When Air India was being hailed for its maiden operating profit of Rs 105 crore in 2015-16, the C&AG found that it actually made an operating loss of Rs 321 crore!
The C&AG also found that the airline has been under-reporting losses for years.
Air India’s operating profit, which it said was achieved for the first time in a decade last fiscal, is a figment of the airline’s imagination. The Comptroller & Auditor General (C&AG) has said the airline has been under-reporting its losses, neglecting to make provisions for routine stuff like outstandings to airport operators, and has been filling in excess valuation for some of its properties like the one at Baba Kharak Singh Marg in New Delhi. So, in 2015-16, when Air India was being hailed for its maiden operating profit of Rs 105 crore, the C&AG found that it actually made an operating loss of Rs 321 crore! Not only C&AG, the same observations have been apparently made by the airline’s statutory auditors, said senior C&AG officials.
If this is the case, why did no one in the Ministry of Civil Aviation – which has two member representatives on the airline’s board of directors – take up this matter? Remember, the government is the sole owner of this airline, and its annual statements are placed in Parliament.
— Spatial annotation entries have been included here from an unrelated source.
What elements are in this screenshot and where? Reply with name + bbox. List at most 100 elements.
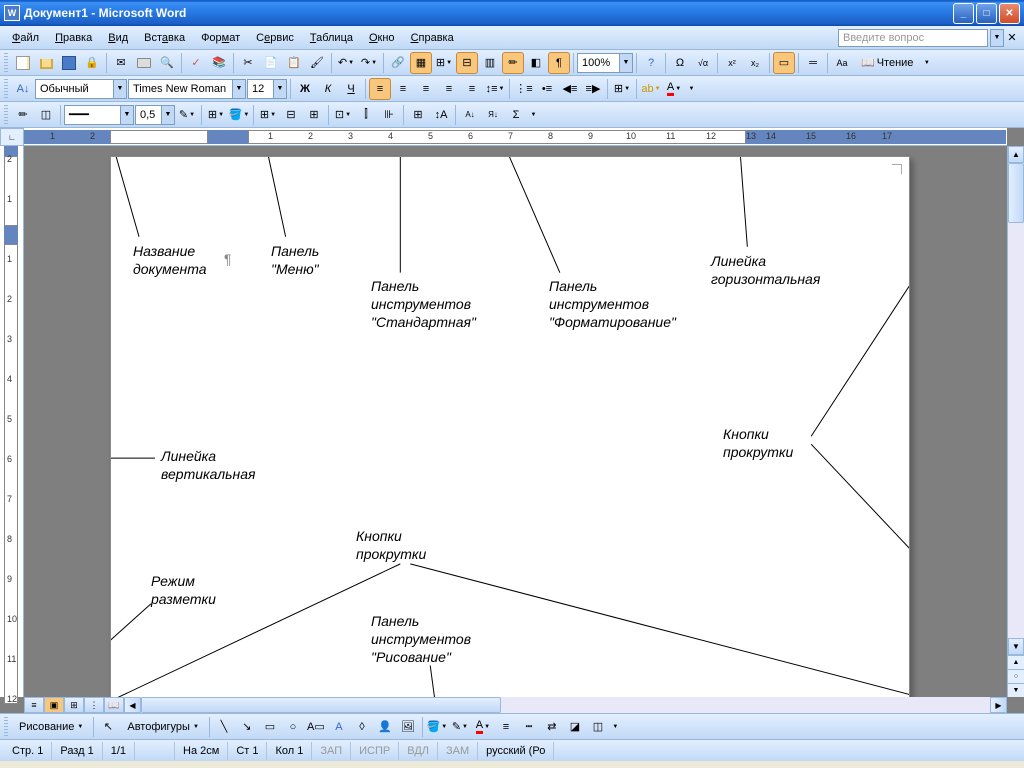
web-view-button[interactable]: ⊞ — [64, 697, 84, 713]
browse-button[interactable]: ○ — [1008, 669, 1024, 683]
border-color-button[interactable]: ✎▼ — [176, 104, 198, 126]
split-button[interactable]: ⊞ — [303, 104, 325, 126]
align-left-button[interactable]: ≡ — [369, 78, 391, 100]
font-combo[interactable]: Times New Roman▼ — [128, 79, 246, 99]
toolbar-options[interactable]: ▼ — [610, 716, 620, 738]
highlight-color-button[interactable]: ab▼ — [640, 78, 662, 100]
borders-button[interactable]: ⊞▼ — [611, 78, 633, 100]
save-button[interactable] — [58, 52, 80, 74]
autoformat-button[interactable]: ⊞ — [407, 104, 429, 126]
indent-button[interactable]: ≡▶ — [582, 78, 604, 100]
new-button[interactable] — [12, 52, 34, 74]
minimize-button[interactable]: _ — [953, 3, 974, 24]
doc-close-button[interactable]: ✕ — [1004, 27, 1020, 49]
prev-page-button[interactable]: ▲ — [1008, 655, 1024, 669]
h-scroll-thumb[interactable] — [141, 697, 501, 713]
docmap-button[interactable]: ◧ — [525, 52, 547, 74]
help-button[interactable]: ? — [640, 52, 662, 74]
arrow-button[interactable]: ↘ — [236, 716, 258, 738]
numbering-button[interactable]: ⋮≡ — [513, 78, 535, 100]
reading-button[interactable]: 📖 Чтение — [854, 52, 920, 74]
linespacing-button[interactable]: ↕≡▼ — [484, 78, 506, 100]
menu-tools[interactable]: Сервис — [248, 29, 302, 47]
maximize-button[interactable]: □ — [976, 3, 997, 24]
shadow-button[interactable]: ◪ — [564, 716, 586, 738]
close-button[interactable]: ✕ — [999, 3, 1020, 24]
undo-button[interactable]: ↶▼ — [335, 52, 357, 74]
menu-view[interactable]: Вид — [100, 29, 136, 47]
drawing-button[interactable]: ✏ — [502, 52, 524, 74]
shading-button[interactable]: 🪣▼ — [228, 104, 250, 126]
changecase-button[interactable]: Aa — [831, 52, 853, 74]
bold-button[interactable]: Ж — [294, 78, 316, 100]
paste-button[interactable]: 📋 — [283, 52, 305, 74]
line-style-button[interactable]: ≡ — [495, 716, 517, 738]
merge-button[interactable]: ⊟ — [280, 104, 302, 126]
line-button[interactable]: ╲ — [213, 716, 235, 738]
document-page[interactable]: ¶ Название документа Панель "Меню" Панел… — [110, 156, 910, 697]
status-ovr[interactable]: ЗАМ — [438, 742, 478, 760]
help-dropdown[interactable]: ▼ — [990, 29, 1004, 47]
status-ext[interactable]: ВДЛ — [399, 742, 438, 760]
autoshapes-button[interactable]: Автофигуры▼ — [120, 716, 206, 738]
status-lang[interactable]: русский (Ро — [478, 742, 554, 760]
excel-button[interactable]: ⊟ — [456, 52, 478, 74]
reading-view-button[interactable]: 📖 — [104, 697, 124, 713]
styles-button[interactable]: A↓ — [12, 78, 34, 100]
toolbar-grip[interactable] — [4, 79, 8, 99]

What is even more disturbing is that under-reporting is not confined to Financial Year 2016. The C&AG has said “understatement of losses” was Rs 1,455.8 crore for 2012-13, Rs 2,966.66 crore for 2013-14 and 1,992.77 crore for 2014-15. This means it understated losses by a whopping Rs 6,415.23 crore for the three years between 2012 and 2015. Add to that about Rs 426 crore of losses the airline under-reported in 2015-16, and the total figure comes to about Rs 6,841 crore.
“While Air India has said that it has reported an operating profit in fiscal 2016, based on observation of statutory auditors and subsequently by the CAG the airline has not made provisions it should have as per the standard accounting procedures resulting in under reporting of the loss,” H Pradeep Rao, Deputy CAG, said at a media interaction today (10 March). The press conference had been called after the report on ‘Turnaround Plan and Financial Restructuring Plan of Air India Limited’ was tabled in Parliament earlier in the day.
Rao said the airline had made inadequate provisions for payment of various liabilities, including outstandings, to the Airports Authority of India, payment of liability to employees en-cashing leave and also made excess valuation of one of the two properties that it has in Delhi.
Loans take away bailout benefit
The government approved a bailout package for Air India in 2012 which comprised Rs 42,182 crore equity infusion till 2031-32. But the airline’s short-term loans kept rising to more than four times the limits laid down in a turnaround plan due to “failure in generating projected revenue, mainly on account of non-achievement of asset-monetisation target, increase in staff costs,” the C&AG said in its report. It has said that Air India failed to meet its cash-credit limits, leading to an increase in short-term loans to Rs 14,551 crore as on 31 March 2016, against the target of Rs 3,645.9 crore. This has led the C&AG to recommend that “the company and the ministry (Of civil aviation) may need to reassess the requirement of funds envisaged in the turnaround plan.” Remember, until March last year, the government has already released Rs 22,280 crore equity to Air India.
The C&AG has said only 17 services (seven international and 10 domestic) recovered total costs in 2015-16, while 36 services, including five international and 31 domestic, did not recover even the variable costs during the year, though they met ATF costs. Another 169 services (56 international and 113 domestic) did not recover total costs, though they recovered variable costs. It is no secret that Air India’s international operations are bleeding it dry, more than its domestic flights. The deficit on international operations was a whopping Rs 3,755 crore last fiscal – or over Rs 10 crore a day! Though it is lower than the previous two fiscal years, it compares poorly with the Rs 1,759 crore deficit logged in by Air India’s domestic operations.
The C&AG has said in its report that Air India received only $328 million in compensation from Boeing & Co for the delay in induction of the Boeing 787-800 Dreamliner aircraft, although it had lodged an initial claim of $710 million. That’s less than half of what the airline had claimed on account of losses incurred due to delayed aircraft deliveries. Boeing had delayed delivery of these aircraft by over two years.